By Evan Grossman │Watchdog.org
The flawed formula Pennsylvania uses to fund its school districts forces some of its best and brightest to do more with less.
“We have one of the best districts in Pennsylvania, and we traditionally have one of the lowest costs,” John Bell, superintendent of the prudent Delaware Valley School District, said in a public hearing on funding issues related to enrollment and growth. “We do things right, and we don’t want that to come back to bite us.”
Pennsylvania school districts with dwindling enrollment numbers are, in some cases, taking more taxpayer money than some of the state’s most robust districts, according to testimony to the Basic Education Funding Reform Commission.
Funds are allocated disproportionately in part because of a policy that locks the districts into a system, which, some say, isn’t fair.
All schools get a minimum dollar amount that varies little from year to year, despite fluctuations in enrollment. Certain districts remain fat while the money could be better used in districts with greater needs.

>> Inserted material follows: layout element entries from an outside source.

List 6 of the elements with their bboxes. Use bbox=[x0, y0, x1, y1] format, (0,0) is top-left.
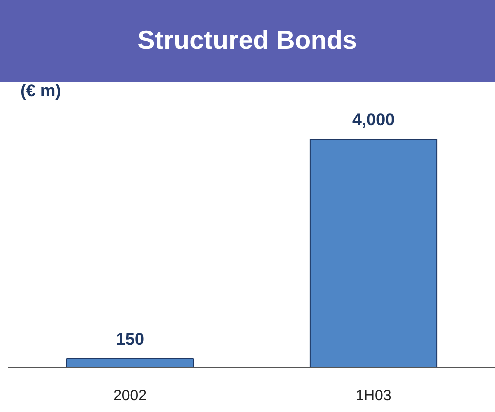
x-tick-label: 1H03 bbox=[356, 388, 392, 404]
data-label: 150 bbox=[116, 330, 144, 349]
x-tick-label: 2002 bbox=[114, 388, 147, 404]
y-axis-title: (€ m) bbox=[20, 82, 62, 101]
chart-title: Structured Bonds bbox=[138, 24, 358, 58]
data-label: 4,000 bbox=[352, 110, 396, 130]
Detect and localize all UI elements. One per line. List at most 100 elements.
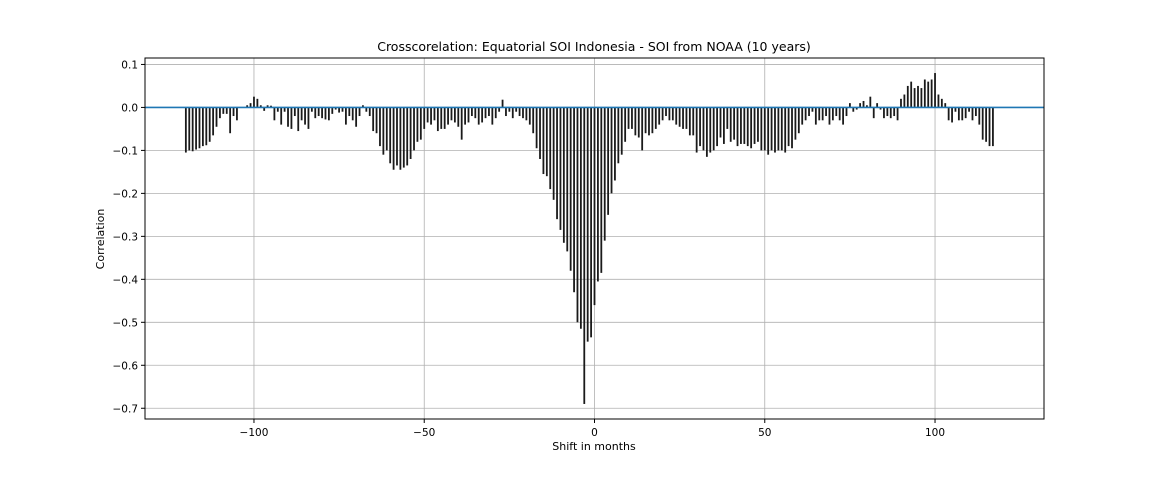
bar [825, 107, 827, 117]
bar [641, 107, 644, 151]
y-tick-label: −0.4 [113, 274, 139, 286]
bar [709, 107, 712, 153]
bar [705, 107, 708, 157]
bar [208, 107, 211, 142]
bar [913, 88, 916, 108]
bar [287, 107, 289, 127]
y-axis-ticks: 0.1 0.0 −0.1 −0.2 −0.3 −0.4 −0.5 −0.6 −0.7 [113, 59, 145, 415]
bar [845, 107, 848, 117]
bar [409, 107, 412, 159]
bar [862, 100, 865, 108]
bar [869, 96, 872, 108]
bar [821, 107, 824, 121]
bar [746, 107, 749, 147]
bar [310, 107, 313, 112]
bar [355, 107, 358, 127]
bar [229, 107, 232, 134]
bar [402, 107, 405, 168]
bar [889, 107, 892, 119]
bar [784, 107, 787, 153]
bar [416, 107, 419, 142]
bar [654, 107, 657, 129]
bar [522, 107, 524, 119]
y-tick-label: −0.7 [113, 403, 139, 415]
bar [321, 107, 323, 119]
bar [750, 107, 753, 149]
bar [488, 107, 490, 117]
bar [583, 107, 586, 404]
bar [835, 107, 838, 117]
bar [382, 107, 385, 155]
bar [276, 107, 279, 112]
bar [736, 107, 739, 147]
bar [477, 107, 480, 125]
bar [590, 107, 592, 338]
bar [726, 107, 729, 129]
bar [818, 107, 821, 121]
bar [471, 107, 473, 117]
y-tick-label: −0.2 [113, 188, 139, 200]
bar [331, 107, 334, 114]
bar-series [184, 73, 994, 404]
bar [586, 107, 589, 342]
bar [968, 107, 970, 112]
bar [205, 107, 208, 146]
bar [365, 107, 368, 112]
bar [597, 107, 599, 282]
bar [831, 107, 834, 121]
bar [692, 107, 695, 136]
bar [593, 107, 596, 306]
bar [372, 107, 375, 132]
x-axis-ticks: −100 −50 0 50 100 [240, 419, 945, 439]
bar [515, 107, 518, 112]
bar [883, 107, 885, 119]
bar [634, 107, 637, 136]
bar [198, 107, 201, 149]
bar [324, 107, 327, 120]
bar [951, 107, 953, 123]
bar [719, 107, 722, 138]
bar [549, 107, 552, 190]
bar [440, 107, 443, 129]
bar [760, 107, 763, 151]
bar [426, 107, 429, 123]
x-tick-label: 50 [758, 427, 771, 439]
bar [695, 107, 698, 153]
bar [453, 107, 456, 123]
bar [814, 107, 817, 125]
bar [930, 79, 933, 108]
bar [508, 107, 511, 112]
bar [804, 107, 807, 121]
bar [539, 107, 541, 159]
bar [801, 107, 804, 125]
bar [920, 88, 923, 108]
bar [498, 107, 501, 112]
bar [443, 107, 446, 129]
bar [484, 107, 487, 119]
bar [668, 107, 671, 121]
bar [576, 107, 579, 323]
bar [753, 107, 756, 144]
bar [917, 85, 919, 108]
bar [419, 107, 422, 140]
bar [927, 81, 930, 108]
bar [327, 107, 330, 121]
y-tick-label: −0.5 [113, 317, 139, 329]
bar [474, 107, 477, 119]
bar [872, 107, 875, 119]
bar [460, 107, 463, 140]
bar [866, 105, 868, 108]
bar [532, 107, 535, 134]
bar [222, 107, 225, 114]
bar [651, 107, 654, 134]
bar [610, 107, 613, 194]
bar [184, 107, 187, 153]
bar [614, 107, 616, 181]
bar [562, 107, 565, 243]
bar [855, 107, 858, 110]
bar [900, 98, 902, 108]
bar [535, 107, 538, 149]
bar [406, 107, 409, 166]
bar [566, 107, 569, 252]
bar [757, 107, 759, 142]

The Education Funding Commission, a 15-member bipartisan team of state lawmakers, is tasked with finding a fairer formula to steer state aid. The commission has been barnstorming across Pennsylvania gathering information from experts that it will take back to the Legislature in 2015 to craft a new formula.
In East Stroudsburg this month, the commission heard testimony on funding issues related to enrollment and growth that present some of the more jagged obstacles in the way of a more balanced system going forward.

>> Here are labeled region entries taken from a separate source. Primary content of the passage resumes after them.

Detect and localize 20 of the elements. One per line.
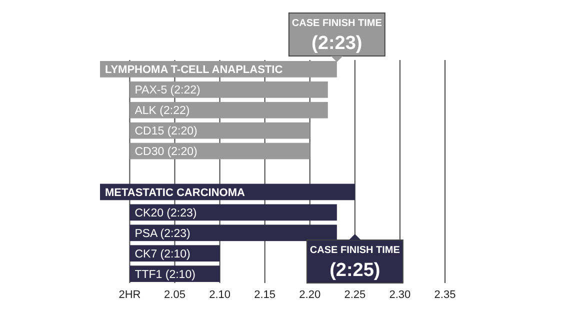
y-tick-label: PAX-5 (2:22) xyxy=(134,84,201,97)
annotation: CASE FINISH TIME (2:23) xyxy=(292,18,382,54)
x-tick-label: 2.10 xyxy=(209,289,231,301)
x-tick-label: 2.05 xyxy=(164,289,186,301)
y-tick-label: METASTATIC CARCINOMA xyxy=(105,186,245,199)
y-tick-label: ALK (2:22) xyxy=(134,105,190,118)
x-tick-label: 2.35 xyxy=(434,289,456,301)
x-tick-label: 2HR xyxy=(118,289,141,301)
annotation: CASE FINISH TIME (2:25) xyxy=(310,245,400,281)
x-tick-label: 2.20 xyxy=(299,289,321,301)
y-tick-label: CK20 (2:23) xyxy=(134,207,197,220)
x-tick-label: 2.15 xyxy=(254,289,276,301)
y-tick-label: CK7 (2:10) xyxy=(134,248,191,260)
y-tick-label: PSA (2:23) xyxy=(134,228,191,240)
y-tick-label: CD15 (2:20) xyxy=(134,126,198,138)
x-tick-label: 2.25 xyxy=(344,289,366,301)
y-tick-label: LYMPHOMA T-CELL ANAPLASTIC xyxy=(105,64,283,76)
y-tick-label: TTF1 (2:10) xyxy=(134,268,196,281)
y-tick-label: CD30 (2:20) xyxy=(134,146,198,158)
x-tick-label: 2.30 xyxy=(389,289,411,301)
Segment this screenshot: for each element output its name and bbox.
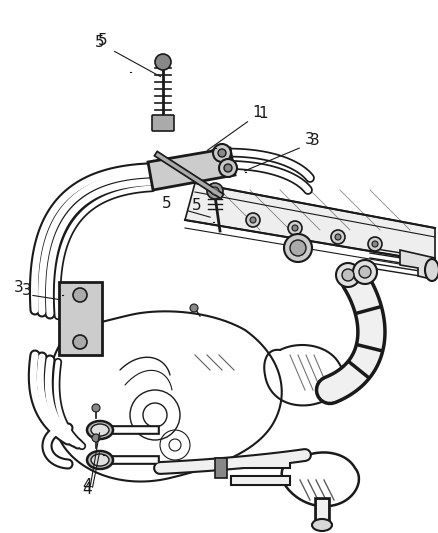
Circle shape [211,187,219,195]
Circle shape [284,234,312,262]
Circle shape [331,230,345,244]
Circle shape [92,404,100,412]
Polygon shape [59,282,102,355]
Ellipse shape [87,451,113,469]
Text: 5: 5 [192,198,201,213]
Bar [215,458,227,478]
Circle shape [372,241,378,247]
Circle shape [73,288,87,302]
Text: 3: 3 [14,280,24,295]
Circle shape [290,240,306,256]
Circle shape [335,234,341,240]
Circle shape [368,237,382,251]
Circle shape [250,217,256,223]
Ellipse shape [91,454,109,466]
Circle shape [246,213,260,227]
Text: 3: 3 [22,283,32,298]
Ellipse shape [425,259,438,281]
Polygon shape [148,148,235,190]
Circle shape [342,269,354,281]
Circle shape [213,144,231,162]
Circle shape [219,159,237,177]
Circle shape [218,149,226,157]
Text: 3: 3 [310,133,320,148]
Circle shape [207,183,223,199]
Circle shape [92,434,100,442]
Polygon shape [400,250,435,280]
FancyBboxPatch shape [152,115,174,131]
Circle shape [353,260,377,284]
Circle shape [155,54,171,70]
Circle shape [73,335,87,349]
Ellipse shape [312,519,332,531]
Circle shape [292,225,298,231]
Text: 5: 5 [98,33,108,48]
Circle shape [336,263,360,287]
Text: 4: 4 [82,478,92,493]
Text: 5: 5 [95,35,105,50]
Circle shape [288,221,302,235]
Text: 1: 1 [258,106,268,121]
Circle shape [224,164,232,172]
Text: 4: 4 [82,482,92,497]
Ellipse shape [91,424,109,436]
Polygon shape [185,183,435,262]
Text: 5: 5 [162,196,172,211]
Circle shape [190,304,198,312]
Ellipse shape [87,421,113,439]
Text: 1: 1 [252,105,261,120]
Text: 3: 3 [305,132,315,147]
Circle shape [359,266,371,278]
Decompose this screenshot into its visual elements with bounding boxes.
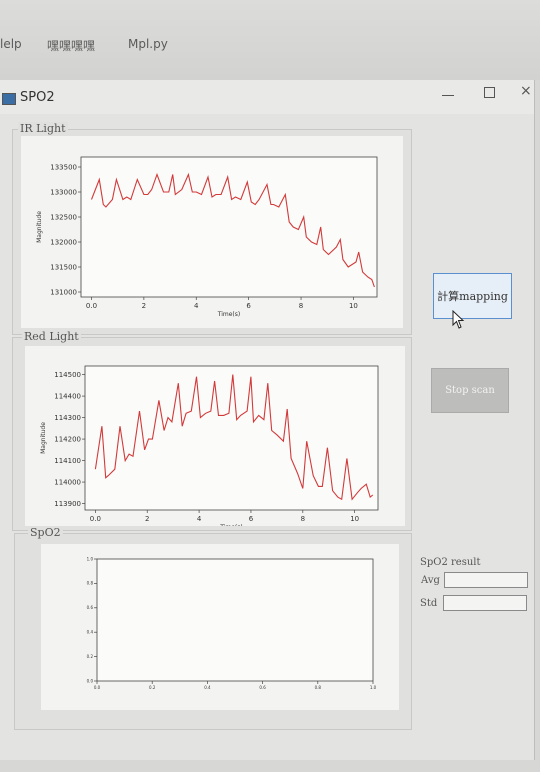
- spo2-plot-panel: 0.0 0.2 0.4 0.6 0.8 1.0 0.0 0.2 0.4 0.6 0.8 1.0: [41, 544, 399, 710]
- x-tick-label-5: 1.0: [370, 685, 377, 690]
- spo2-group: SpO2 0.0 0.2 0.4 0.6 0.8 1.0 0.0 0.2 0.4 0.6 0.8 1.…: [14, 526, 412, 730]
- x-tick-label-4: 8: [301, 515, 305, 523]
- y-tick-label-2: 132000: [50, 238, 77, 246]
- series-line: [94, 374, 374, 501]
- y-tick-label-3: 0.6: [87, 605, 94, 610]
- x-tick-label-5: 10: [349, 302, 358, 310]
- y-tick-label-1: 0.2: [87, 654, 94, 659]
- ir-light-chart: 0.0 2 4 6 8 10 131000 131500 132000 132500 133000 1…: [36, 156, 378, 318]
- x-tick-label-0: 0.0: [94, 685, 101, 690]
- mouse-cursor-icon: [452, 310, 465, 329]
- red-light-group-title: Red Light: [22, 330, 81, 343]
- ir-light-group-title: IR Light: [18, 122, 68, 135]
- x-tick-label-1: 0.2: [149, 685, 156, 690]
- y-axis-label: Magnitude: [36, 211, 43, 243]
- y-tick-label-2: 114100: [54, 457, 81, 465]
- x-tick-label-3: 0.6: [259, 685, 266, 690]
- x-tick-label-2: 4: [197, 515, 202, 523]
- red-light-group: Red Light 0.0 2 4 6 8 10 113900 114000 114100 114…: [12, 330, 412, 531]
- x-tick-label-0: 0.0: [86, 302, 97, 310]
- red-light-chart: 0.0 2 4 6 8 10 113900 114000 114100 114200 114300 1…: [40, 365, 379, 531]
- x-tick-label-1: 2: [145, 515, 149, 523]
- std-field[interactable]: [443, 595, 527, 611]
- close-icon[interactable]: ×: [520, 83, 532, 99]
- y-tick-label-4: 133000: [50, 188, 77, 196]
- app-icon: [2, 93, 16, 105]
- minimize-icon[interactable]: [442, 95, 454, 96]
- y-tick-label-2: 0.4: [87, 630, 94, 635]
- menu-bar: lelp 嘿嘿嘿嘿 Mpl.py: [0, 0, 540, 80]
- x-tick-label-3: 6: [249, 515, 254, 523]
- menu-item-mplpy[interactable]: Mpl.py: [128, 37, 168, 51]
- x-tick-label-0: 0.0: [90, 515, 101, 523]
- y-tick-label-4: 114300: [54, 414, 81, 422]
- red-light-plot-panel: 0.0 2 4 6 8 10 113900 114000 114100 114200 114300 1…: [25, 346, 405, 531]
- y-tick-label-1: 131500: [50, 263, 77, 271]
- x-tick-label-4: 0.8: [315, 685, 322, 690]
- spo2-group-title: SpO2: [28, 526, 63, 539]
- menu-item-help[interactable]: lelp: [0, 37, 22, 51]
- ir-light-plot-panel: 0.0 2 4 6 8 10 131000 131500 132000 132500 133000 1…: [21, 136, 403, 328]
- spo2-result-title: SpO2 result: [420, 557, 481, 568]
- series-line: [90, 172, 375, 288]
- y-tick-label-0: 0.0: [87, 678, 94, 683]
- spo2-chart: 0.0 0.2 0.4 0.6 0.8 1.0 0.0 0.2 0.4 0.6 0.8 1.0: [87, 556, 377, 690]
- y-axis-label: Magnitude: [40, 422, 47, 454]
- compute-mapping-button[interactable]: 計算mapping: [433, 273, 512, 319]
- spo2-window: SPO2 × IR Light 0.0 2 4 6 8 10 131000 131500 132…: [0, 80, 535, 760]
- y-tick-label-0: 113900: [54, 500, 81, 508]
- stop-scan-button[interactable]: Stop scan: [431, 368, 509, 413]
- std-label: Std: [420, 598, 438, 609]
- y-tick-label-5: 1.0: [87, 556, 94, 561]
- x-tick-label-1: 2: [142, 302, 146, 310]
- y-tick-label-3: 132500: [50, 213, 77, 221]
- y-tick-label-1: 114000: [54, 478, 81, 486]
- y-tick-label-5: 133500: [50, 163, 77, 171]
- x-tick-label-2: 4: [194, 302, 199, 310]
- y-tick-label-6: 114500: [54, 371, 81, 379]
- plot-frame: [80, 156, 378, 298]
- x-tick-label-2: 0.4: [204, 685, 211, 690]
- menu-item-analysis[interactable]: 嘿嘿嘿嘿: [47, 39, 96, 53]
- x-tick-label-3: 6: [246, 302, 251, 310]
- window-title: SPO2: [20, 90, 55, 105]
- avg-label: Avg: [421, 575, 440, 586]
- maximize-icon[interactable]: [484, 87, 495, 98]
- y-tick-label-4: 0.8: [87, 581, 94, 586]
- title-bar[interactable]: SPO2 ×: [0, 80, 534, 114]
- x-axis-label: Time(s): [219, 524, 243, 526]
- ir-light-group: IR Light 0.0 2 4 6 8 10 131000 131500 132000 1325…: [12, 122, 412, 335]
- y-tick-label-3: 114200: [54, 435, 81, 443]
- y-tick-label-5: 114400: [54, 392, 81, 400]
- avg-field[interactable]: [444, 572, 528, 588]
- y-tick-label-0: 131000: [50, 288, 77, 296]
- plot-frame: [96, 558, 374, 682]
- x-tick-label-5: 10: [350, 515, 359, 523]
- x-axis-label: Time(s): [217, 311, 241, 318]
- x-tick-label-4: 8: [299, 302, 303, 310]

Bell told the commission that he hopes his mid-size district, in rural Pike County and received about $2,000 per pupil less than the state average, does not become “an unintended victim of the committee’s good intentions.”
A weighted student funding model would achieve a fairer distribution of state money, according to Nathan Benefield, vice president of policy analysis of the Commonwealth Foundation. State funding is poorly distributed to districts across Pennsylvania because of a “hold harmless” provision that guarantees a certain level of aid, no matter if enrollment is growing or in decline, he said.

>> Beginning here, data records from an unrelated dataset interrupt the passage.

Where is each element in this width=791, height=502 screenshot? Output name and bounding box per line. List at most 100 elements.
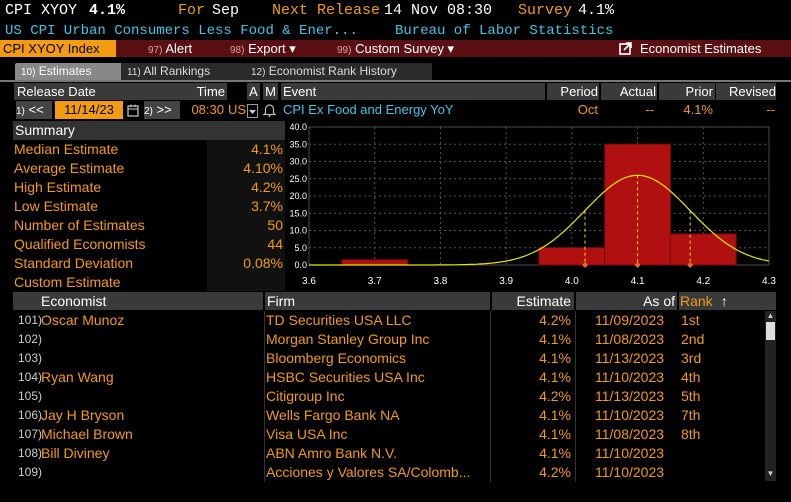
- histogram-bar: [341, 259, 409, 266]
- estimate-value: 4.1%: [539, 369, 571, 385]
- tab-all-rankings[interactable]: 11) All Rankings: [121, 63, 245, 80]
- summary-title: Summary: [13, 121, 287, 140]
- firm-name: ABN Amro Bank N.V.: [266, 445, 397, 461]
- x-tick-label: 3.7: [368, 276, 382, 287]
- tab-estimates[interactable]: 10) Estimates: [15, 63, 122, 80]
- scroll-down-icon[interactable]: ▼: [766, 469, 775, 478]
- chart-y-ticks: 0.0 5.0 10.0 15.0 20.0 25.0 30.0 35.0 40.0: [289, 122, 307, 270]
- summary-label: Qualified Economists: [14, 236, 146, 252]
- summary-label: Custom Estimate: [14, 274, 121, 290]
- toolbar: CPI XYOY Index 97) Alert 98) Export ▾ 99…: [0, 40, 791, 57]
- estimate-value: 4.2%: [539, 312, 571, 328]
- row-number: 108): [18, 446, 43, 460]
- dropdown-icon[interactable]: [247, 101, 259, 119]
- scrollbar[interactable]: ▲ ▼: [765, 311, 776, 481]
- y-tick-label: 40.0: [289, 122, 307, 132]
- economist-header[interactable]: Economist: [13, 292, 263, 310]
- firm-name: Wells Fargo Bank NA: [266, 407, 400, 423]
- tab-number: 11): [127, 67, 141, 78]
- economist-row[interactable]: 109) Acciones y Valores SA/Colomb... 4.2% 1…: [13, 463, 776, 482]
- estimate-value: 4.1%: [539, 445, 571, 461]
- summary-value: 50: [267, 217, 283, 233]
- estimate-value: 4.2%: [539, 464, 571, 480]
- calendar-icon[interactable]: [127, 101, 140, 119]
- scrollbar-thumb[interactable]: [766, 322, 775, 340]
- column-separator: [575, 406, 576, 425]
- economist-row[interactable]: 108) Bill Diviney ABN Amro Bank N.V. 4.1% 11…: [13, 444, 776, 463]
- survey-value: 4.1%: [578, 2, 615, 19]
- as-of-date: 11/10/2023: [595, 369, 665, 385]
- estimate-marker: [687, 262, 694, 268]
- custom-survey-button[interactable]: 99) Custom Survey ▾: [337, 40, 454, 57]
- previous-date-button[interactable]: 1) <<: [16, 101, 52, 119]
- as-of-header[interactable]: As of: [576, 292, 677, 310]
- economist-estimates-button[interactable]: Economist Estimates: [619, 40, 761, 57]
- export-button[interactable]: 98) Export ▾: [230, 40, 296, 57]
- revised-header: Revised: [716, 83, 776, 100]
- for-value: Sep: [212, 2, 240, 19]
- as-of-header-label: As of: [643, 293, 675, 309]
- firm-name: Morgan Stanley Group Inc: [266, 331, 430, 347]
- economist-name: Jay H Bryson: [41, 407, 125, 423]
- economist-row[interactable]: 103) Bloomberg Economics 4.1% 11/13/2023 3rd: [13, 349, 776, 368]
- next-date-button[interactable]: 2) >>: [144, 101, 180, 119]
- for-label: For: [178, 2, 206, 19]
- rank-header[interactable]: Rank ↑: [679, 292, 776, 310]
- histogram-bar: [669, 233, 737, 266]
- summary-row-custom[interactable]: Custom Estimate: [13, 273, 285, 292]
- rank-header-label: Rank: [680, 293, 713, 309]
- estimate-marker: [634, 262, 641, 268]
- security-description: US CPI Urban Consumers Less Food & Ener.…: [5, 23, 358, 39]
- economist-row[interactable]: 105) Citigroup Inc 4.2% 11/13/2023 5th: [13, 387, 776, 406]
- release-time: 08:30: [191, 102, 224, 117]
- as-of-date: 11/13/2023: [595, 388, 665, 404]
- economist-estimates-label: Economist Estimates: [640, 41, 762, 56]
- y-tick-label: 25.0: [289, 174, 307, 184]
- rank-value: 4th: [681, 369, 701, 385]
- x-tick-label: 3.9: [499, 276, 513, 287]
- column-separator: [264, 444, 265, 463]
- economist-name: Michael Brown: [41, 426, 133, 442]
- economist-row[interactable]: 102) Morgan Stanley Group Inc 4.1% 11/08/20…: [13, 330, 776, 349]
- column-separator: [575, 349, 576, 368]
- alert-label: Alert: [165, 41, 193, 56]
- economist-row[interactable]: 107) Michael Brown Visa USA Inc 4.1% 11/08/2…: [13, 425, 776, 444]
- security-field[interactable]: CPI XYOY Index: [0, 40, 116, 57]
- release-date-header: Release Date: [14, 83, 185, 100]
- column-separator: [264, 387, 265, 406]
- custom-survey-label: Custom Survey ▾: [355, 41, 455, 56]
- column-separator: [575, 330, 576, 349]
- estimate-marker: [582, 262, 588, 268]
- chart-x-ticks: 3.6 3.7 3.8 3.9 4.0 4.1 4.2 4.3: [302, 276, 776, 287]
- tab-label: Estimates: [38, 64, 92, 78]
- release-date-field[interactable]: 11/14/23: [55, 101, 123, 119]
- summary-label: Average Estimate: [14, 160, 125, 176]
- event-name[interactable]: CPI Ex Food and Energy YoY: [283, 102, 454, 117]
- economist-row[interactable]: 101) Oscar Munoz TD Securities USA LLC 4.2%…: [13, 311, 776, 330]
- alert-button[interactable]: 97) Alert: [148, 40, 192, 57]
- economist-row[interactable]: 106) Jay H Bryson Wells Fargo Bank NA 4.1% 1…: [13, 406, 776, 425]
- period-header: Period: [547, 83, 599, 100]
- estimate-header[interactable]: Estimate: [492, 292, 574, 310]
- firm-name: Bloomberg Economics: [266, 350, 407, 366]
- y-tick-label: 15.0: [289, 208, 307, 218]
- event-actual: --: [645, 102, 654, 117]
- estimate-value: 4.1%: [539, 426, 571, 442]
- summary-value: 4.2%: [251, 179, 283, 195]
- firm-header[interactable]: Firm: [265, 292, 490, 310]
- release-country: US: [228, 102, 247, 117]
- estimate-header-label: Estimate: [516, 293, 571, 309]
- normal-curve: [309, 174, 770, 266]
- tab-economist-rank-history[interactable]: 12) Economist Rank History: [245, 63, 432, 80]
- summary-label: Median Estimate: [14, 141, 119, 157]
- economist-row[interactable]: 104) Ryan Wang HSBC Securities USA Inc 4.1%…: [13, 368, 776, 387]
- row-number: 104): [18, 370, 43, 384]
- tab-number: 12): [251, 67, 266, 78]
- bell-icon[interactable]: [262, 101, 277, 119]
- as-of-date: 11/09/2023: [595, 312, 665, 328]
- row-number: 101): [18, 313, 43, 327]
- tab-label: All Rankings: [143, 64, 211, 78]
- y-tick-label: 5.0: [294, 243, 307, 253]
- summary-label: High Estimate: [14, 179, 102, 195]
- scroll-up-icon[interactable]: ▲: [766, 311, 775, 320]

“Hold harmless, which guarantees that a district receives no fewer state dollars than it did the previous year regardless of enrollment changes, has been remarkably unfair to growing school districts,” Benefield said. “The problem is now so severe that districts with declining enrollment receive more than three times the state funding per student than growing districts.”
The average state revenue per student of the 20 fastest-shrinking districts in Pennsylvania is more than $9,000, while the average going to the 20 fastest-growing districts is just above $3,000 per year, according to the Commonwealth Foundation. Garnet Valley in Delaware County has experienced 119 percent growth since 1996 and receives $2,877 per pupil in state money. Perkiomen Valley in Montgomery County has seen 89 percent growth and is entitled to $2,826 per student, while schools in Cameron County, which have contracted by almost 40 percent in the same timeframe, are receiving more than $10,000 per student.
John Scully,business administrator of the Garnet Valley School District, one of the fastest growing districts in the state that could be entitled to receive more funding without hold harmless, did not respond to requests for comment.
“State funds should follow the student, not be locked into a district,” Benefield said. “Weighted student funding provides a baseline per-pupil amount to all students, which would be increased for individual students based on their learning needs. For example, low-income students, English-language learners, those changing school districts, and other criteria could be used to allocate funding where it’s needed most.”
In 2006, Bucks County Rep. Scott Petri began a study examining the issue of hold harmless funding and found inequities exist across the state, from the funding of roads to money going to school districts. The state uses outdated population statistics, and growing areas such as Bucks County got far less state funding per capita than the much more sparsely populated McKean County.
The trend continues. So while the Philadelphia School District has seen a 25 percent decline in enrollment since 2002, the district continues to receive a disproportionate amount of funding from growing districts.
Hold harmless helps to keep property taxes down in some parts of the state as it funds schools so local residents do not have to, but a solution to the imbalance in education funding is to base payments on a per-student formula.
State Sen.-elect Mario Scavello, R-Monroe/Northampton said, “It’s the only way to go. But if you go per student, you’ll have Philadelphia jumping up and down again because they’re getting cut.”
Like Petri argued eight years earlier, Scavello says hold harmless is flawed because it is based on Census numbers that may be inaccurate.
“You can’t just freeze funding at a 1990 Census for a period of time and expect areas of the state that have grown since that time to manage their school budgets. It’s just impossible,” he said. “And that’s what’s happened. The area that really gets me is Philadelphia, which claims that they are not getting enough money. They are getting funded at 1990 Census numbers and their school population is way, way down from those original numbers.”